Una proposta “culturale” dettata unicamente da interessi finanziari e commerciali, fatta senza nessuna contestualizzazione o presa di distanza dai contenuti delle canzoni dell’“artista”; basti pensare che nel descrittivo del concerto fatto dalla direzione del LAC si fa esplicito riferimento al disco che contiene le canzoni contestate come una pietra miliare nella carriera del cantante.
Il Municipio si è affrettato a rispondere che di sicuro il concerto non sarebbe stato annullato perché sono già stati venduti i biglietti e, inoltre, è difficile cancellare un evento per motivi come quelli avanzati dal Collettivo Io l’8 ogni giorno. Una presa di posizione che stride anche con lo stesso statuto comunale che, all’art. 5, recita “[…] occorre rispettare i contenuti non razzisti, violenti, diseducativi […] e il Municipio ha facoltà di interromperne ogni manifestazione […]”. Insomma, denigrare le donne, istigare alla violenza e al femminicidio, diffondere contenuti sessisti e omofobi, non sarebbe abbastanza diseducativo.
Sembra proprio che la società civile – per fortuna non tutta – si stupisca di più della nostra richiesta di fare un passo indietro e cancellare il concerto, rispetto ai contenuti dei testi di Fabri Fibra, che in tutta noncuranza banalizzano la violenza nei confronti delle donne e della comunità lgbtqi+. Non si tratta di mettere un cerotto alla cultura, di censurare l’arte o di vietare l’espressione artistica: vogliamo che tale espressione sia considerata e valutata per quello che è e che almeno nell’interesse pubblico non sia sdoganata proprio da chi, con grande ipocrisia, ha oppresso e boicottato la voce degli autogestiti ma al tempo stesso appoggia e pubblicizza un cantante tanto controverso.
In realtà nel dibattito pubblico entra in discussione la libertà di espressione e l’inaccettabile inno alla violenza scompare. Libertà di incitare alla violenza? Libertà di considerare le donne come merce sessuale, oggetti o facili prede?

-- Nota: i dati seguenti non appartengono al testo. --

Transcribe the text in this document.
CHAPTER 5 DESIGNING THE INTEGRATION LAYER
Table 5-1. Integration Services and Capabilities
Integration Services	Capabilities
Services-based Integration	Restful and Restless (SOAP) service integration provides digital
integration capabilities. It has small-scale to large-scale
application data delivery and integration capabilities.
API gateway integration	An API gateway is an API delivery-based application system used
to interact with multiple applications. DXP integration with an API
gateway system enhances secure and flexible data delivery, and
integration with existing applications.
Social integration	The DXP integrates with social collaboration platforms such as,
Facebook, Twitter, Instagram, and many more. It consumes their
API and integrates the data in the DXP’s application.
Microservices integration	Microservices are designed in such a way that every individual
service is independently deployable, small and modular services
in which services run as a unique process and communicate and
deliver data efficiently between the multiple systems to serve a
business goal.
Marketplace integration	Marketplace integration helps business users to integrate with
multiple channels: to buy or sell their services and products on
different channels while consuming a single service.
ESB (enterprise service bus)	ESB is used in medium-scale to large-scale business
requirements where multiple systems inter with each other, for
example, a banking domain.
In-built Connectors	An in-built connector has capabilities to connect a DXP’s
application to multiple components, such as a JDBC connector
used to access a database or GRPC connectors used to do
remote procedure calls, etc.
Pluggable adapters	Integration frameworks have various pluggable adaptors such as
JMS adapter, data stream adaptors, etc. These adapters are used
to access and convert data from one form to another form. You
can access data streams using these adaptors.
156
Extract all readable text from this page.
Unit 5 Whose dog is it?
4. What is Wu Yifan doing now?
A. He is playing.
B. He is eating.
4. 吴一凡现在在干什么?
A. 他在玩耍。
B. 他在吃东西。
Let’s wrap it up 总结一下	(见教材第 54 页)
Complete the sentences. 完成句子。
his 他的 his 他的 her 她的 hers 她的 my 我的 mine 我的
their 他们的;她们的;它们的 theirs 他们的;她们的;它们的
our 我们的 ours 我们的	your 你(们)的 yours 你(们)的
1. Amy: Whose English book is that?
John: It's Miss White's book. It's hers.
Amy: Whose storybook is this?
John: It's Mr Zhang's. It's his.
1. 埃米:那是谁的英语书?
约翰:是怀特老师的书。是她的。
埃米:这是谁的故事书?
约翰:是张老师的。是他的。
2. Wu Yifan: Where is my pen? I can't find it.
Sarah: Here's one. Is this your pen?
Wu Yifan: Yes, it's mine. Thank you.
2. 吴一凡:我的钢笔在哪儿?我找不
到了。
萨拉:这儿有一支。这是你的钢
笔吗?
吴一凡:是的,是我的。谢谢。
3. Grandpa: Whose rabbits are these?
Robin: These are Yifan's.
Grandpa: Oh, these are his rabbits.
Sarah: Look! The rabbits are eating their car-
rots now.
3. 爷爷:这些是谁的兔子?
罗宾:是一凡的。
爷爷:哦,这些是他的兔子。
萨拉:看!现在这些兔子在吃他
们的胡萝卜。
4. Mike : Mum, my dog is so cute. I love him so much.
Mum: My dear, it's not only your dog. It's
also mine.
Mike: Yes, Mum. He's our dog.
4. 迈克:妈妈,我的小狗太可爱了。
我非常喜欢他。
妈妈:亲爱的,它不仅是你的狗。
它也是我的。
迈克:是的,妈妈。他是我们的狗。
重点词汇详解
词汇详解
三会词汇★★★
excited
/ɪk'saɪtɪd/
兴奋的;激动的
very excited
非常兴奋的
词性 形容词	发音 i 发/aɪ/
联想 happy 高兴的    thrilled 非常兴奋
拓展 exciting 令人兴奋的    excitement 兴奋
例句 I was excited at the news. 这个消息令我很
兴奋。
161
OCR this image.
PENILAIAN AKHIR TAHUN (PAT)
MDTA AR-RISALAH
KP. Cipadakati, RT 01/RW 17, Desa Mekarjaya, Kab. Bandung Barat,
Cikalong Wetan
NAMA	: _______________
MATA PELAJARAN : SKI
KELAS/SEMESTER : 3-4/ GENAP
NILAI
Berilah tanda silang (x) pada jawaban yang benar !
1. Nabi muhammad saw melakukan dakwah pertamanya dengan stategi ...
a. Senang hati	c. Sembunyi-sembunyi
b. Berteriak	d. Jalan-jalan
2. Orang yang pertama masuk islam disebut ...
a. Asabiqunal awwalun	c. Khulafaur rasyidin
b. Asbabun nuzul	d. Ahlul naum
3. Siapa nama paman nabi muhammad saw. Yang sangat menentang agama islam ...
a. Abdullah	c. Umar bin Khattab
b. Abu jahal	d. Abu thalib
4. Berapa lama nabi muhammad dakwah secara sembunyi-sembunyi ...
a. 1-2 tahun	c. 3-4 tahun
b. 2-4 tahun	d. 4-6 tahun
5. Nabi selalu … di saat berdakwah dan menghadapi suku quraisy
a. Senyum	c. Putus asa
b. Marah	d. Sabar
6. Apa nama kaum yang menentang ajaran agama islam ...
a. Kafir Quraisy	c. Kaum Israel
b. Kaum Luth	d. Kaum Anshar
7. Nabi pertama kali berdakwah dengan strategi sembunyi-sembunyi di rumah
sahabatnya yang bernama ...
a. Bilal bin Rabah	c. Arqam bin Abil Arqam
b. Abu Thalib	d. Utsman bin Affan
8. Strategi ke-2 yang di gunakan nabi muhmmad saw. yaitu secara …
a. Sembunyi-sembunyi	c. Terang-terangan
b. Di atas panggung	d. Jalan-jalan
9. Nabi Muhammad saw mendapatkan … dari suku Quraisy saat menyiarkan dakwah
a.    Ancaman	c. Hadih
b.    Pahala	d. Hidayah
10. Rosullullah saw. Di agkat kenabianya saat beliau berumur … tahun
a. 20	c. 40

I limiti imposti dalla legge e dal senso comune, per quel che riguarda la violenza verbale contro alcune minoranze colpite e segnate da anni di supremazia bianca, sono oggigiorno ben delineati; i limiti nei confronti delle donne no: si può ancora tranquillamente rivolgersi in termini violenti e, per esempio, incitare allo stupro e vantarsi per una misoginia che ha il potere di mantenere saldo il dominio maschile.
Per quale ragione noi donne non potremmo combattere i peggiori stereotipi maschilisti che, per esempio, ledono la dignità delle donne e banalizzano la violenza strutturale di cui la società patriarcale è pervasa?
Possiamo fare lo stesso discorso per quanto riguarda le pubblicità o le trasmissioni televisive.
Questi messaggi, molto utili al fine di mantenere il predominio maschile che economicamente giova alla società così come la conosciamo, fanno sì che la condizione della donna rimanga ancora subalterna all’uomo e garantiscono uno status quo per noi assolutamente insopportabile.
La questione aperta è questa: perché un centro culturale pubblico, un luogo che vuole essere prestigioso, fa una scelta così imbarazzante e discutibile? Perché si assume questa responsabilità nel nome di tutte le cittadine e i cittadini di Lugano? Perché la violenza contro le donne rimane ancora un terreno fertile ed esente da ogni tentativo di limitazione in nome di un discutibile concetto di libertà artistica? A tutte queste domande sarebbe utile che rispondesse la direzione del LAC che finora tace. Un silenzio imbarazzante.